Ex-deputado comunista ficou abaixo dos 2% dos votos.
António Filipe alcançou 1,64% dos votos e ficou em sétimo lugar nas eleições presidenciais de domingo, entre o recorde de 11 concorrentes, obtendo o pior resultado desde 1976 para um candidato apoiado pelo PCP.
O ex-deputado comunista, também apoiado pelo PEV, conseguiu, de acordo com os resultados provisórios das eleições presidenciais, 92.468 votos, ou seja, uma percentagem de 1,64, ficando abaixo de Catarina Martins, candidata apoiada pelo Bloco de Esquerda, e à frente de Manuel João Vieira, Jorge Pinto, André Pestana e Humberto Correia.
O resultado de António Filipe é o mais baixo para um candidato apoiado pelo PCP desde as eleições presidenciais de 1976, as primeiras após o 25 de Abril.
Em 2021, o candidato apoiado pelo PCP, João Ferreira, teve 4,28% (171.322 votos), o que, na altura, foi encarado pelo PCP como uma recuperação face ao resultado obtido pela candidatura de Edgar Silva, há 10 anos, com 3,95%.
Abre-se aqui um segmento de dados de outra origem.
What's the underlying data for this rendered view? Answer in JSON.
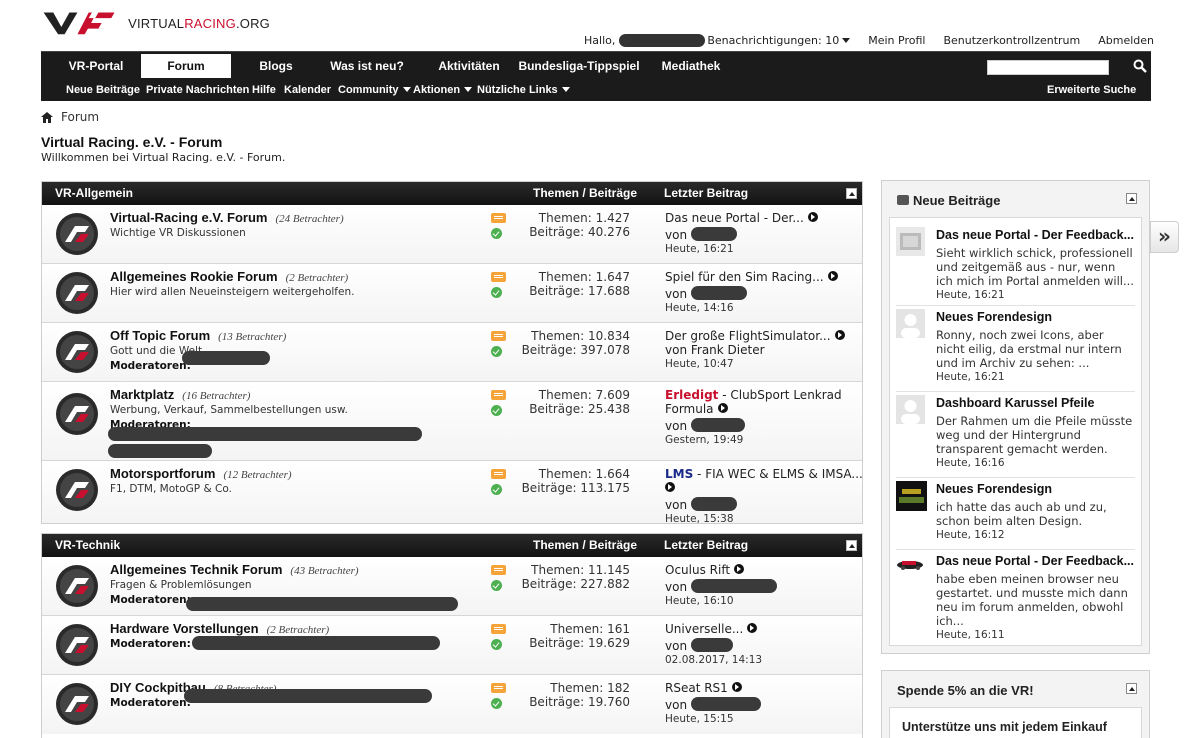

Os melhores resultados das eleições em 2026 foram conseguidos em Beja, distrito em que António Filipe ficou em quinto lugar, à frente de Luís Marques Mendes, seguindo-se Évora, Setúbal e Portalegre, em que ficou em sexto lugar, acima de Catarina Martins.
Do lado aposto, a votação mais baixa aconteceu em distritos como Aveiro, Bragança, Viseu, Guarda e Leiria, em que ficou em oitavo lugar, abaixo de Manuel João Vieira.
Durante o discurso que fez no hotel, em Lisboa, onde se reuniram os seus apoiantes, António Filipe reconheceu que a votação ficou aquém das expectativas e daquilo que considerou que "Portugal precisa".
E, face aos resultados das eleições, com António José Seguro, apoiado pelo PS, em primeiro, e André Ventura (Chega) em segundo lugar, tanto António Filipe como o secretário-geral do PCP, Paulo Raimundo, anunciaram o voto em Seguro na segunda volta para derrotar aquilo que classificaram como o projeto reacionário de Ventura.
António Filipe concretizou que o voto no antigo secretário-geral do PS "não significa um apoio a António José Seguro e àquilo que ele defendeu enquanto candidato e o que tem defendido ao longo da sua atividade política, mas significa a vontade imperiosa de derrotar o candidato André Ventura e é isso que estará, fundamentalmente, em causa nestas eleições".
Apesar dos resultados, o ex-deputado comunista disse não ter qualquer arrependimento relativamente à sua candidatura que se quis opor aos candidatos do consenso neoliberal e alertar para os problemas reais, como o pacote laboral e o acesso à saúde e à habitação.
O candidato apoiado pelo PCP advertiu que o povo português vai enfrentar tempos exigentes e concluiu que estará "convictamente ao seu lado na luta pelos seus direitos, sem qualquer desânimo ou vacilação".
Também Paulo Raimundo admitiu que o resultado obtido "fica aquém do valor da candidatura" de António Filipe, falando de "um resultado construído num quadro de uma campanha eleitoral de tratamento desigual, de promoção e favorecimento de outras candidaturas" e "marcada pela chantagem, condicionamento e opção de livre voto".
Nas primeiras presidenciais após o 25 de Abril de 1976, Octávio Pato conseguiu 7,59% dos votos. Nas duas eleições seguintes, realizadas em 1980 (Carlos Brito) e em 1986 (Ângelo Veloso), os candidatos indicados pelo PCP desistiram.
Em 1991, Carlos Carvalhas registou o melhor resultado de um candidato comunista, com 12,92% dos votos. Em 1996, o PCP apoiou Jorge Sampaio e, em 2001, ao optar por ir a votos, António Abreu teve 5,13% dos votos.
Nas eleições de 2006, as primeiras ganhas por Cavaco Silva, o candidato Jerónimo de Sousa, que viria a ser o secretário-geral comunista, registou 8,64% e, em 2011, Francisco Lopes teve 7,05%.
A candidatura apoiada pelos comunistas e PEV ficou também abaixo dos mais recentes resultados obtidos pela coligação CDU (PCP/PEV), de 2,91%, nas legislativas de 2025, e 3,17%, nas legislaturas de 2024. Nas autárquicas de 2025, a CDU obteve uma votação global de 5,74%.